The crystal field theory explains the bonding, electronic spectra, properties, and magnetism of metal complexes. It was proposed by H. Bethe and V. Bleck. Furthermore, crystal field splitting is the basis of crystal field theory. The crystal field splitting is dependent on the nature of the ligand. Furthermore, we also learned that the crystal field stabilisation energy is described as the difference of energy between the two sets of \({\rm{d}}\)-orbitals.

It is important to note that the CFT was able to explain bonding, electronic spectra, etc., however, it failed to explain some of the factors. The crystal field theory failed to explain the presence of covalent bonding in certain transition metal complexes.

FAQs on Crystal Field Theory

Q What is crystal field theory?
Ans: The conversion of five degenerate d-orbitals of the metal ion into different sets of orbitals having different energies in the presence of a crystal field of ligands is called crystal field splitting. Crystal field splitting forms the basis of crystal field theory.
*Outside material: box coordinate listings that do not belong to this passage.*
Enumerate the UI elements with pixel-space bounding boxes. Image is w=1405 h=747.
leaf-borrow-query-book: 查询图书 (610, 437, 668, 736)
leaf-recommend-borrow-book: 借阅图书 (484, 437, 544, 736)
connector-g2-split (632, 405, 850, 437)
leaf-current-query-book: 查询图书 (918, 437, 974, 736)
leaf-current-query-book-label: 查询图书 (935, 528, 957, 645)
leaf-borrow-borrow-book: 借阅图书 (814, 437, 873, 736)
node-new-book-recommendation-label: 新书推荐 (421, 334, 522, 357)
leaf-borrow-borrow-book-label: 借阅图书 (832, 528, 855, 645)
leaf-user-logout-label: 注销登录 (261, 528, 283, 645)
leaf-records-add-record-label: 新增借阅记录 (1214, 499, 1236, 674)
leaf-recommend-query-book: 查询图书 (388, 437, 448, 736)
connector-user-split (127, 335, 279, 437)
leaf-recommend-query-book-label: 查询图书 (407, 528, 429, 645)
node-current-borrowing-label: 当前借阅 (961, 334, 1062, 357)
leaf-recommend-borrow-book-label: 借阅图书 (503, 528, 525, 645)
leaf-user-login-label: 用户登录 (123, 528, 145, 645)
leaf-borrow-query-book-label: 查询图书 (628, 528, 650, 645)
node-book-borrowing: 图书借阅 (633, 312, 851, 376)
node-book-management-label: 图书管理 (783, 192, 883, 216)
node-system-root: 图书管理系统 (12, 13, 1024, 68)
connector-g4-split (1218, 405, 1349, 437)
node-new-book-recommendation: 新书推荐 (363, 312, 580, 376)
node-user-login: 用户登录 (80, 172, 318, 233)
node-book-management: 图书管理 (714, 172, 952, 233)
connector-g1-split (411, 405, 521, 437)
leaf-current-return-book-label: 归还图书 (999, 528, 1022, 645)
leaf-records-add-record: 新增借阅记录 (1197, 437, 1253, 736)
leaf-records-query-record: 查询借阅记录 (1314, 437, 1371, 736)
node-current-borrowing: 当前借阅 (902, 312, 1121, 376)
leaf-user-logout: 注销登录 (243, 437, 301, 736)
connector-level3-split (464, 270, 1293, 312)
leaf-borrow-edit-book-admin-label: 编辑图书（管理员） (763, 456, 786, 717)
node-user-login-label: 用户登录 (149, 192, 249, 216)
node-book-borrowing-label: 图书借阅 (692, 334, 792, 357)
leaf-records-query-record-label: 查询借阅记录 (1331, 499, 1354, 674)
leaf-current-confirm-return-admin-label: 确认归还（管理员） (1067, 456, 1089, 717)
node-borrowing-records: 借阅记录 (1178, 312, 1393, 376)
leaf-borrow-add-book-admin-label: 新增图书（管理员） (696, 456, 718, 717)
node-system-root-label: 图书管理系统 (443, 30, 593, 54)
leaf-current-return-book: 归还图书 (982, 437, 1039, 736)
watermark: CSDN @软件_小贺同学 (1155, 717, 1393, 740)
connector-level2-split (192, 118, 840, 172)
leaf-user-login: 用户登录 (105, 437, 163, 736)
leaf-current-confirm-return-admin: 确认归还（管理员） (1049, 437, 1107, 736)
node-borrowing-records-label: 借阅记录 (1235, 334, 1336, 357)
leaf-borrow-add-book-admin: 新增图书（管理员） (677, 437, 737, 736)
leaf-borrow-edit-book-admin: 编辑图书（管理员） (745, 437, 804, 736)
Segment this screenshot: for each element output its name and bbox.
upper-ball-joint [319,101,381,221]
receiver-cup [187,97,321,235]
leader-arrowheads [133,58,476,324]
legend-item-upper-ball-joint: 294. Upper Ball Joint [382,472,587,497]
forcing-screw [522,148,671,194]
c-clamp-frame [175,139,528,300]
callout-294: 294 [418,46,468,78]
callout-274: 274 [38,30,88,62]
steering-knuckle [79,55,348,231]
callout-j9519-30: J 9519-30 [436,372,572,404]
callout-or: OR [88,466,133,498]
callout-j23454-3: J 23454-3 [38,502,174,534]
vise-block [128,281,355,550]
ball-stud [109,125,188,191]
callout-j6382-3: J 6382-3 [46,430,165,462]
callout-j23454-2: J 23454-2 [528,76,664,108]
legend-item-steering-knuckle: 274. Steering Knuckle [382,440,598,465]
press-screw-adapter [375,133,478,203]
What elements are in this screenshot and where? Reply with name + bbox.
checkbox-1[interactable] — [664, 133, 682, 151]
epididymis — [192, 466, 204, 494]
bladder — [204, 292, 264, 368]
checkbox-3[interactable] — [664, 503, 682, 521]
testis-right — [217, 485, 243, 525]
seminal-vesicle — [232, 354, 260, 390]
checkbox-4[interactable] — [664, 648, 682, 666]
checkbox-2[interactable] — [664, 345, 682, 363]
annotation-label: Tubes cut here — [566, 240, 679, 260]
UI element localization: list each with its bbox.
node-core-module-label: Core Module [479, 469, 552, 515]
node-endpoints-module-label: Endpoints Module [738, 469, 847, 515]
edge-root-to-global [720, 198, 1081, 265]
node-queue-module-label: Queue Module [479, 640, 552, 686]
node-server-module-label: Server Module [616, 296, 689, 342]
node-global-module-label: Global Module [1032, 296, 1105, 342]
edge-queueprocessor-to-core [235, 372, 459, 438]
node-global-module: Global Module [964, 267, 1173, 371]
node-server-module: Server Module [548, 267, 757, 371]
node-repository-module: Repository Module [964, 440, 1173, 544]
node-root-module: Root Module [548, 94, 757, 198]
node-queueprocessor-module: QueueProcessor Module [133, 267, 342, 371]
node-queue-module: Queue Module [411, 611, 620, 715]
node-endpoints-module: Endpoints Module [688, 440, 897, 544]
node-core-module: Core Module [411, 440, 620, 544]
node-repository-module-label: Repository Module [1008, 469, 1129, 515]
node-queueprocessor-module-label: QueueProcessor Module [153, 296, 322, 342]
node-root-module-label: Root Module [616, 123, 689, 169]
Q What are the main features of crystal field theory?
Ans: The crystal field theory considers that the metal ion is situated in an electric field caused by the surrounding ligands. The attraction between the central metal and the ligand in a complex is purely electrostatic. The negative end of the dipole of the neutral molecule ligand is directed towards the metal ion. The transition metal or ion is considered as a positive ion of charge equal to the oxidation state. The transition metal atom or ion is surrounded by a definite number of ligands, it may be negative ion or neutral molecules having lone pairs of electrons.

Q Define crystal field stabilisation energy.
Ans: The Crystal field stabilisation energy is defined as the difference of energy between the two sets of \({\rm{d}}\)-orbitals. It is represented as \({\rm{\Delta }}\).

Q How do you use crystal field theory?
Ans: Crystal field theory explains bonding properties, electronic spectra and magnetism of metal complexes. In octahedral complexes, strong field ligands have high \({{\rm{\Delta }}_{\rm{0}}}\) value and they are low spin complexes. The weak field ligands have low \({{\rm{\Delta }}_{\rm{0}}}\) value and they are high spin complexes.

Q What are the factors affecting crystal field splitting?
Ans: The nature of the ligand and oxidation state of the central atom affects the crystal field splitting. Higher the oxidation state of the central ion, the larger the value of orbital splitting energy. For the same metal ion, different ligands have different splitting magnitudes.